Labs Find Microdystrophin Genes Effective

Good news about miniaturized (mini- and micro-) dystrophin genes has recently come from three labs, all of which have received MDA support. Dystrophin genes are the instructions for the muscle protein dystrophin, missing in boys with Duchenne muscular dystrophy (DMD).

The large dystrophin gene requires miniaturization before it can be given as gene therapy, a process that will result in smaller than normal dystrophin protein molecules. New strategies, such as exon skipping, that cause cells to skip over parts of the dystrophin gene that contain errors, will likewise lead to production of shortened forms of dystrophin.

Dongsheng Duan at the University of Missouri-Columbia and Jeffrey Chamberlain at the University of Washington in Seattle have shown that microdystrophin genes missing instructions for a section at one end, called the C terminal, and part of a midsection called the central rod domain, can provide effective treatment for mice with a severe disease resembling DMD.

Duan’s group, which published results online March 21 in Molecular Therapy, inserted microdystrophin genes originally developed in Chamberlain’s lab into transport vehicles made from adeno-associated viruses. They then injected them into the leg muscles of mice missing both dystrophin and utrophin.

These mice, known as double knockouts, develop a disease that more closely resembles human DMD than do mice missing dystrophin alone.

They found the new genes eliminated scarring and inflammation in the treated muscles, increased muscle force, reduced contraction-related damage, and restored muscle cell membrane proteins to their appropriate positions.

The highly truncated genes also allowed syntrophins and dystrobrevin — proteins thought to carry signals in muscle — to take their places near the cell membrane.

Chamberlain’s group went a step further by delivering the gene systemically to double knockout mice. They also used adeno-associated viral transport vehicles, but they delivered the genes intravenously.

Reporting their results at the New Directions in Skeletal Muscle Biology conference held in Dallas in April, the team said they saw dystrophin production in limb and respiratory muscles, increased muscle function, and a longer life span in the treated, compared to the untreated, mice.

Also this spring, researchers associated with the laboratory of Robert White at the University of Missouri-Kansas City, including MDA grantee Stephen Hauschka at the University of Washington, used an entirely different type of microdystrophin gene and found that it, too, conferred significant benefits.

This group bred double knockout mice to produce in their skeletal muscles a form of dystrophin normally found only in the eye’s retina. This form of dystrophin, known as Dp260, is missing the N terminal, at the opposite end of dystrophin from the C terminal, as well as some of the midsection of the protein. The N terminal is involved in anchoring dystrophin to the inside of the cell.
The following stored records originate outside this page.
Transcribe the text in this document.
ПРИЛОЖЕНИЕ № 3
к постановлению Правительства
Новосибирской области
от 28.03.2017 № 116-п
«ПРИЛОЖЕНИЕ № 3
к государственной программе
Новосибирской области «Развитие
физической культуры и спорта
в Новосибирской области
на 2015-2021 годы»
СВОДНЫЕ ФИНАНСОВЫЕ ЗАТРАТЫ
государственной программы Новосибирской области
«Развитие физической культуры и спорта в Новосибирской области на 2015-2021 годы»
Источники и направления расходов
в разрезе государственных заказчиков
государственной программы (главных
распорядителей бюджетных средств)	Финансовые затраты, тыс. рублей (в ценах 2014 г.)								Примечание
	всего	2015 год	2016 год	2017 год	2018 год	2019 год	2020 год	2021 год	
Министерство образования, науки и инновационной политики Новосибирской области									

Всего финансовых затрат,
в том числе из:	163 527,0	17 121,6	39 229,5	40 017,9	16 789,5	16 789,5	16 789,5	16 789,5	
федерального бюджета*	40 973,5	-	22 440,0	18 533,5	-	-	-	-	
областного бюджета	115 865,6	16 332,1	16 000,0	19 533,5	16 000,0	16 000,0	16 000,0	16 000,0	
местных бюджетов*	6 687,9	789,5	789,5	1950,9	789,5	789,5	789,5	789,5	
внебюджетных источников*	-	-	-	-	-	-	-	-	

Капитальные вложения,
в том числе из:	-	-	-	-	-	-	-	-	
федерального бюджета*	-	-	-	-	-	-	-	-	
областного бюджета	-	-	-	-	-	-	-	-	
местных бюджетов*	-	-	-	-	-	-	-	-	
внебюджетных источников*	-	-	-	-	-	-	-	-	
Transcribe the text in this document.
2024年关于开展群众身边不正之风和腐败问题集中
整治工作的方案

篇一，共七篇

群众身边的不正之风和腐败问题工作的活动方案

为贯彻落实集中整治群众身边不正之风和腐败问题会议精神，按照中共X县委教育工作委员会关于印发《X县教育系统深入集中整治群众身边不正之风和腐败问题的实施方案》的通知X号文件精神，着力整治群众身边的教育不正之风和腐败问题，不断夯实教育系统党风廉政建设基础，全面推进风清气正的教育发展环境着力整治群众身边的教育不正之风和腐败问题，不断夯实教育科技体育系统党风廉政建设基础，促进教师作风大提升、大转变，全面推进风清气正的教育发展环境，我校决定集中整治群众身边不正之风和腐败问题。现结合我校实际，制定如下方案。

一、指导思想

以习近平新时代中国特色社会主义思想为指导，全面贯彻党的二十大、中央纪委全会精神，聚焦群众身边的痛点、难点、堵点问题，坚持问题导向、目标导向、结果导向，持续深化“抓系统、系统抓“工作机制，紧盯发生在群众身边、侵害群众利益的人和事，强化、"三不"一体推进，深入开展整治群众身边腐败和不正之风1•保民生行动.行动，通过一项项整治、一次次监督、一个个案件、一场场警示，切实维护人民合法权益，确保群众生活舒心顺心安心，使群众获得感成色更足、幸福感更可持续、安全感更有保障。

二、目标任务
This team announced in the March issue of Neuromuscular Disorders that the mice bred to produce Dp260 developed only a very mild muscle disease, grew and gained weight normally, and had spinal curvatures like those seen in normal mice, in contrast to the severe curvatures that double knockout mice develop. They also lived longer than their untreated counterparts. (An earlier report from Chamberlain’s lab showed that Dp260 could partially protect dystrophin-deficient muscles in mice.)

To restore muscle cell function, two factors appear to be necessary: dystrophin’s dystroglycan binding domain, where it attaches to the dystroglycan protein in the muscle cell membrane, and at least some of the central rod domain.